Поворачиваюсь к ним.
— Софья Александровна, вам следует доставить командиру нашего полка следующее… — В кратких, но емких выражениях описываю ситуацию:
— У врага полное истощение сил и резервов, а также боеприпасов. Идёт в атаку силами до полутора батальонов. Принимаем бой. Резервов за ним нет или ещё не подтянулись. Своевременная помощь позволит нам не только удержаться на занятых позициях, но и развернуть дальнейшее наступление на противника.
Соня внимательно слушает каждое моё слово.
— Все запомнили?
Она кивает.
— Тогда исполнять немедленно!
— Но как же раненые, господин ротмистр? — растерянно спрашивает Соня.
Делаю свирепое лицо. Надеюсь, не перебарщиваю.
— Это приказ. Мне кроме вас некого отправить с донесением. И не медлите. Враг уже близко. Бегом! — Рявкаю на бедную девушку зверским командирским голосом.
Соня обиженно всхлипывает, но все же исполняет приказ.
— Владимир Васильевич, теперь вы. Отправляйтесь к артиллеристам. Как только они увидят над этими окопами две зеленых ракеты, пусть немедленно накрывают их артиллерийским огнем.

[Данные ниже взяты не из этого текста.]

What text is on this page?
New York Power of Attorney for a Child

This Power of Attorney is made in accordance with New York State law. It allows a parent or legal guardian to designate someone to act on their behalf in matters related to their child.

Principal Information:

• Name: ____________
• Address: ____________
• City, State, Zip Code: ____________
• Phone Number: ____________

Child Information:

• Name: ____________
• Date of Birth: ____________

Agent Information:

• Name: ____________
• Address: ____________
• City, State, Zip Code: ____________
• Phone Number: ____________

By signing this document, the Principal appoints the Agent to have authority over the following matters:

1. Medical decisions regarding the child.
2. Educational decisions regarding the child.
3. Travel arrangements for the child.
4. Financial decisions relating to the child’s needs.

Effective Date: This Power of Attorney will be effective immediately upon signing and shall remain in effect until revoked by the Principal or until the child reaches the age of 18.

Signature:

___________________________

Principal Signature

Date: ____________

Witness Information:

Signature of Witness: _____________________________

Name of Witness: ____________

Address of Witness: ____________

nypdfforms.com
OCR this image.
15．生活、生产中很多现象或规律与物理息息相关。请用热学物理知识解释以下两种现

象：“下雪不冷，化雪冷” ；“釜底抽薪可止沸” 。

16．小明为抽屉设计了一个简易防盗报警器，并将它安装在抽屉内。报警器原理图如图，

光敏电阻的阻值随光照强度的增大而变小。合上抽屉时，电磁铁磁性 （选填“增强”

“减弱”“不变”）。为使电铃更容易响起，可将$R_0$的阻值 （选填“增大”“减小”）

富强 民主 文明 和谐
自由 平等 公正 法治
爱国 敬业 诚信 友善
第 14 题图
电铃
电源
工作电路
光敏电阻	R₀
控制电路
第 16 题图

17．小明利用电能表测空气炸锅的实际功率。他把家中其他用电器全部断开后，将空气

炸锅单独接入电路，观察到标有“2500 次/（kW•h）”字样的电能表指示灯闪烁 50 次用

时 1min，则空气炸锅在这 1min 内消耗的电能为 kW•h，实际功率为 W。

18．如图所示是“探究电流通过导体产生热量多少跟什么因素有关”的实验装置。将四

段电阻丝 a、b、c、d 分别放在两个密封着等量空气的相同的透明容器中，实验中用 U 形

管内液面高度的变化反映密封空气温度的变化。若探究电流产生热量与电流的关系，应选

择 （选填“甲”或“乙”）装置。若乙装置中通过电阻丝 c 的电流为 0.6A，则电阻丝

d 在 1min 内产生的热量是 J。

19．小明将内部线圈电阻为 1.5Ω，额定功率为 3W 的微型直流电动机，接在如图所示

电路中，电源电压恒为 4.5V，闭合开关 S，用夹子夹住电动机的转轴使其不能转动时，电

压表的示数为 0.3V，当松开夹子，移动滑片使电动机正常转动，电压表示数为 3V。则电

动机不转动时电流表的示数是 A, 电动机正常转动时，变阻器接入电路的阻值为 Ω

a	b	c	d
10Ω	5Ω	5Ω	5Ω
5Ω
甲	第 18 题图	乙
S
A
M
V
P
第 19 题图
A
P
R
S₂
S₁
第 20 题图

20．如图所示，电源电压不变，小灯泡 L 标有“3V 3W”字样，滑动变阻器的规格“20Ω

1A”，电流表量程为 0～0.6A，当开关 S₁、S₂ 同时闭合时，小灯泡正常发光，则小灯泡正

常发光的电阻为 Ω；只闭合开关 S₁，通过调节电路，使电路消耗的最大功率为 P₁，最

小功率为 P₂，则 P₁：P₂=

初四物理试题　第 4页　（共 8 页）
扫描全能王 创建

— А как же вы? — вздрагивает он.
Успокаиваю легендарного журналиста:
— А нас здесь уже не будет. Выполняйте.
— Слушаюсь!
Глядя вслед бегущему вслед за Соней Гиляровскому, успеваю подумать, что хотя бы этих двоих я спас от верной смерти.
Теперь, к бою!
Враг уже в пределах досягаемости ружейного и пулеметного огня. Продолжает наступление стройными рядами под развернутыми знаменами без единого выстрела под бравурную музыку.
— Как на параде идут, рисоеды, — Фрейзен прищурившись, всматривается в наступающих японцев. — Что делать будем, господин ротмистр?
— Воевать, поручик.
И уже громко, для всех:
— Огонь! Беглый!
Сухая винтовочная трескотня мне ответом.
Бьют пулеметы. Падают убитые, но враг продолжает идти, перестраивая и смыкая цепи на месте погибших.
Жуткое зрелище. Ещё и оркестр с музыкой. Что ж, самурай мёртв, даже если еще пока жив. Только он не догадывается об этом. Пока…
Приникаю к прицелу и как в тире расстреливаю всю обойму. Приближающиеся фигурки падают. Некоторые встают и снова идут.
Перезаряжаю винтовку. Фрейзен смотрит на меня безумными глазами.
— Они, что совсем смерти не боятся?
— Это особая философия, тёзка. Только сейчас она же и работает против них.
— Простите, но как?
— А вот так. На мишени, а одно загляденье. Выбирай любую…
Японцы все ближе. Вместе с бравурными звуками теперь долетают сквозь треск пальбы и слова песни, которой самураи бодро себя подгоняют в свою атаку.
'Митти ва роппяку хатидзи: ри
Нагато но ура о фунадэ ситэ
Хая футтосэ о фурусато но
Яма о харука ни нагамурабэ!..'[1]
— Хорошо поют, — усмехается Фрейзен.
После моих слов к нему вернулось душевное равновесие.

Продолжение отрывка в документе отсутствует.